Hôpital : "Nous allons augmenter les rémunérations", assure Olivier Véran

Hôpital : "Nous allons augmenter les rémunérations", assure Olivier Véran
Le ministre de la Santé Olivier Véran, le 7 mai 2020.

publié le dimanche 17 mai 2020 à 08h58

Dans un entretien au Journal du Dimanche, le ministre de la Santé annonce le lancement le 25 mai d'un "Ségur de la santé", où seront discuté les augmentations des salaires, un plan d'investissement et la remise en question des 35 heures.

"On veut du flouze, du pèze, de la fraîche, on veut de l'argent", a lancé vendredi 15 mai une infirmière à Emmanuel Macron, en visite à l'hôpital de la Pitié-Salpêtrière, à Paris. Sur le front pour faire face à la crise du coronavirus depuis début mars, les soignants réclament plus de reconnaissance mais surtout une revalorisation de leur salaire. 




"Le Président a été très clair : nous allons augmenter les rémunérations, travailler sur un plan d'investissement ambitieux et enclencher une transformation profonde de tout ce qui ne tire pas l'hôpital vers le haut", rappelle dans les colonnes du Journal du Dimanche.

Le président de la République s'est engagé fin mars à mettre en oeuvre un "plan massif d'investissement" pour l'hôpital, comprenant une "revalorisation de l'ensemble des carrières" pour les personnels, dès que la crise sera passée. "Dans la crise, l'hôpital a montré que, quand on le laissait faire, il était capable d'accomplir des miracles. Faisons-lui confiance", martèle Olivier Véran.




Alors que la "prime Covid", entre 500 et 1.500 euros, devrait être versée au personnel soignant en mai ou juin, le ministre estime qu'"il faut travailler à une augmentation" des salaires "au-delà des primes", sans pour autant donner plus de détails. 

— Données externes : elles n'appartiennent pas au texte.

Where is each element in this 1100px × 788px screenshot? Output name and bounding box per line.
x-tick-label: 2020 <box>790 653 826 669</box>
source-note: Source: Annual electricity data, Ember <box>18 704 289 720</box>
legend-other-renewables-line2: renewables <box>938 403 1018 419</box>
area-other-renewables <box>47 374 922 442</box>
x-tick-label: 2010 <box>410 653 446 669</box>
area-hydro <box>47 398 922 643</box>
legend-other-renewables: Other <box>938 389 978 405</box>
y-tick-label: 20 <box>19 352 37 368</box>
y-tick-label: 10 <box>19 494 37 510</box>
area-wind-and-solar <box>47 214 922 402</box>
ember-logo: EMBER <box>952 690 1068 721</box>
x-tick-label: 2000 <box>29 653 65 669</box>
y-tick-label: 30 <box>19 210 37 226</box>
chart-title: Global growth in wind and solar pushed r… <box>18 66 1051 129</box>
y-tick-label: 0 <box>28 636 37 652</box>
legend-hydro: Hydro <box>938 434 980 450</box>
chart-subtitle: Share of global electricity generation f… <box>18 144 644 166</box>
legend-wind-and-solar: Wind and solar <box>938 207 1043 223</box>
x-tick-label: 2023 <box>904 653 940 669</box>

Il veut également "revoir le cadre d'organisation du temps de travail à l'hôpital". Veut-il revenir sur les 35 heures ? "La question n'est pas de déréglementer le temps de travail. Il ne s'agit pas d'obliger les gens à travailler davantage, mais de créer un cadre beaucoup plus souple pour permettre à ceux qui le souhaitent de le faire, ou d'organiser leur temps de travail différemment".  

"De nombreuses infirmières sont contraintes de faire des ' ménages', c'est-à-dire des heures supplémentaires, illégalement, dans d'autres établissements. Si des salariés de l'hôpital souhaitent travailler davantage et augmenter leur rémunération, il faut que ce soit possible", estime-t-il.

Au delà, il juge à propos des infirmières que "la nation va devoir faire un effort important pour reconnaître leur rôle". Il souhaite "rapidement" atteindre un "niveau de rémunération correspondant au moins à la moyenne européenne". A ce titre, il reconnaît qu'il faudra "de l'argent nouveau". "C'est nécessaire, il n'y a pas d'argent magique, il faudra donc faire des choix".

Le ministre de la Santé s'engage également à "sortir du dogme de la fermeture de lits". "Médecin hospitalier, j'ai connu les brancards dans les couloirs, ce n'est plus acceptable".

Olivier Véran annonce le lancement le 25 mai d'un "Ségur de la santé" avec une "grande réunion multilatérale des partenaires sociaux au ministère" afin de présenter un plan "cet été, pour traduire tout ce qui peut l'être dans le prochain budget de la sécurité sociale".